HeadlinesBriefing favicon HeadlinesBriefing.com

Cheap 32GB VRAM Hack: A £200 Tesla V100 Powers LLMs

Hacker News •
×

A hobbyist paired a 16GB Tesla V100 SXM2 with an RTX 4080, creating 32GB of VRAM for under £200. The V100’s 900 GB/s HBM2 bus outpaces newer consumer cards, enabling a 27‑billion‑parameter model to run at 32 tokens per second.

The V100, bought for about £150 on eBay, lacks a PCIe slot and uses an SXM2‑to‑PCIe adapter that costs £50. The adapter lets the card sit beside the RTX 4080, and a simple fan‑control tweak trims noise from 82 dB to a quiet 10 % PWM setting.
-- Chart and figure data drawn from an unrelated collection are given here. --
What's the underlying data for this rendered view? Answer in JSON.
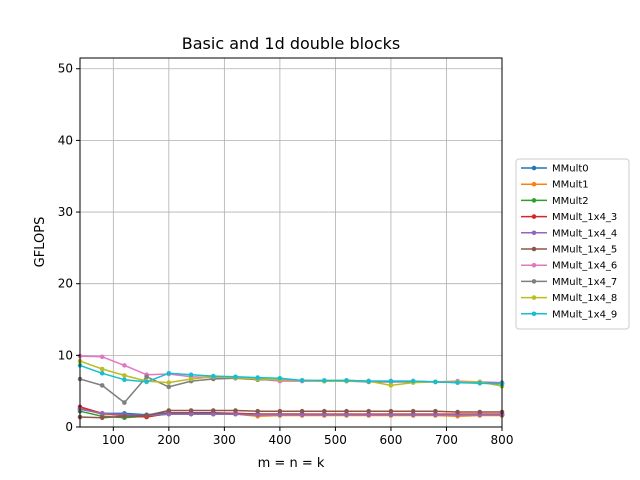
{
  "chart_data": {
    "type": "line",
    "title": "Basic and 1d double blocks",
    "xlabel": "m = n = k",
    "ylabel": "GFLOPS",
    "xlim": [
      40,
      800
    ],
    "ylim": [
      0,
      51.5
    ],
    "xticks": [
      100,
      200,
      300,
      400,
      500,
      600,
      700,
      800
    ],
    "yticks": [
      0,
      10,
      20,
      30,
      40,
      50
    ],
    "grid": true,
    "legend": "center-right, outside plot",
    "x": [
      40,
      80,
      120,
      160,
      200,
      240,
      280,
      320,
      360,
      400,
      440,
      480,
      520,
      560,
      600,
      640,
      680,
      720,
      760,
      800
    ],
    "series": [
      {
        "name": "MMult0",
        "color": "#1f77b4",
        "values": [
          2.5,
          1.9,
          1.9,
          1.7,
          2.0,
          2.0,
          2.0,
          1.9,
          1.8,
          1.8,
          1.8,
          1.7,
          1.7,
          1.7,
          1.7,
          1.7,
          1.7,
          1.7,
          1.7,
          1.7
        ]
      },
      {
        "name": "MMult1",
        "color": "#ff7f0e",
        "values": [
          2.6,
          1.8,
          1.6,
          1.4,
          1.9,
          1.9,
          1.8,
          1.8,
          1.5,
          1.6,
          1.6,
          1.6,
          1.6,
          1.6,
          1.6,
          1.6,
          1.6,
          1.5,
          1.6,
          1.6
        ]
      },
      {
        "name": "MMult2",
        "color": "#2ca02c",
        "values": [
          2.2,
          1.5,
          1.3,
          1.5,
          1.8,
          1.8,
          1.8,
          1.8,
          1.7,
          1.7,
          1.7,
          1.7,
          1.7,
          1.7,
          1.7,
          1.7,
          1.7,
          1.7,
          1.7,
          1.7
        ]
      },
      {
        "name": "MMult_1x4_3",
        "color": "#d62728",
        "values": [
          2.8,
          1.9,
          1.6,
          1.4,
          1.9,
          1.9,
          1.9,
          1.9,
          1.8,
          1.8,
          1.8,
          1.8,
          1.8,
          1.8,
          1.8,
          1.8,
          1.8,
          1.8,
          1.8,
          1.8
        ]
      },
      {
        "name": "MMult_1x4_4",
        "color": "#9467bd",
        "values": [
          2.5,
          1.9,
          1.7,
          1.6,
          1.8,
          1.8,
          1.8,
          1.8,
          1.7,
          1.7,
          1.7,
          1.7,
          1.7,
          1.7,
          1.7,
          1.7,
          1.7,
          1.7,
          1.7,
          1.7
        ]
      },
      {
        "name": "MMult_1x4_5",
        "color": "#8c564b",
        "values": [
          1.4,
          1.3,
          1.5,
          1.6,
          2.3,
          2.3,
          2.3,
          2.3,
          2.2,
          2.2,
          2.2,
          2.2,
          2.2,
          2.2,
          2.2,
          2.2,
          2.2,
          2.1,
          2.1,
          2.1
        ]
      },
      {
        "name": "MMult_1x4_6",
        "color": "#e377c2",
        "values": [
          9.9,
          9.8,
          8.6,
          7.3,
          7.4,
          7.0,
          6.9,
          6.9,
          6.7,
          6.4,
          6.4,
          6.4,
          6.5,
          6.4,
          6.4,
          6.4,
          6.3,
          6.4,
          6.3,
          6.2
        ]
      },
      {
        "name": "MMult_1x4_7",
        "color": "#7f7f7f",
        "values": [
          6.7,
          5.8,
          3.4,
          7.0,
          5.6,
          6.4,
          6.7,
          6.8,
          6.6,
          6.6,
          6.5,
          6.4,
          6.4,
          6.3,
          6.3,
          6.3,
          6.3,
          6.2,
          6.2,
          6.1
        ]
      },
      {
        "name": "MMult_1x4_8",
        "color": "#bcbd22",
        "values": [
          9.2,
          8.1,
          7.2,
          6.4,
          6.2,
          6.7,
          7.0,
          6.9,
          6.7,
          6.6,
          6.5,
          6.4,
          6.4,
          6.4,
          5.8,
          6.2,
          6.3,
          6.3,
          6.3,
          5.7
        ]
      },
      {
        "name": "MMult_1x4_9",
        "color": "#17becf",
        "values": [
          8.6,
          7.5,
          6.6,
          6.3,
          7.5,
          7.3,
          7.1,
          7.0,
          6.9,
          6.8,
          6.5,
          6.5,
          6.5,
          6.4,
          6.4,
          6.4,
          6.3,
          6.2,
          6.1,
          6.0
        ]
      }
    ]
  }
}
Llama.cpp splits the model across both GPUs, trading a single‑card performance hit for a ten‑fold price reduction compared to a 32GB consumer GPU. The setup confirms that older data‑center GPUs still beat current Macs in memory bandwidth, offering a low‑cost path for local LLM inference.

The final build runs on NixOS with a legacy driver and CUDA 12.2, proving the hardware works without exotic software. The system delivers practical, affordable LLM inference for enthusiasts.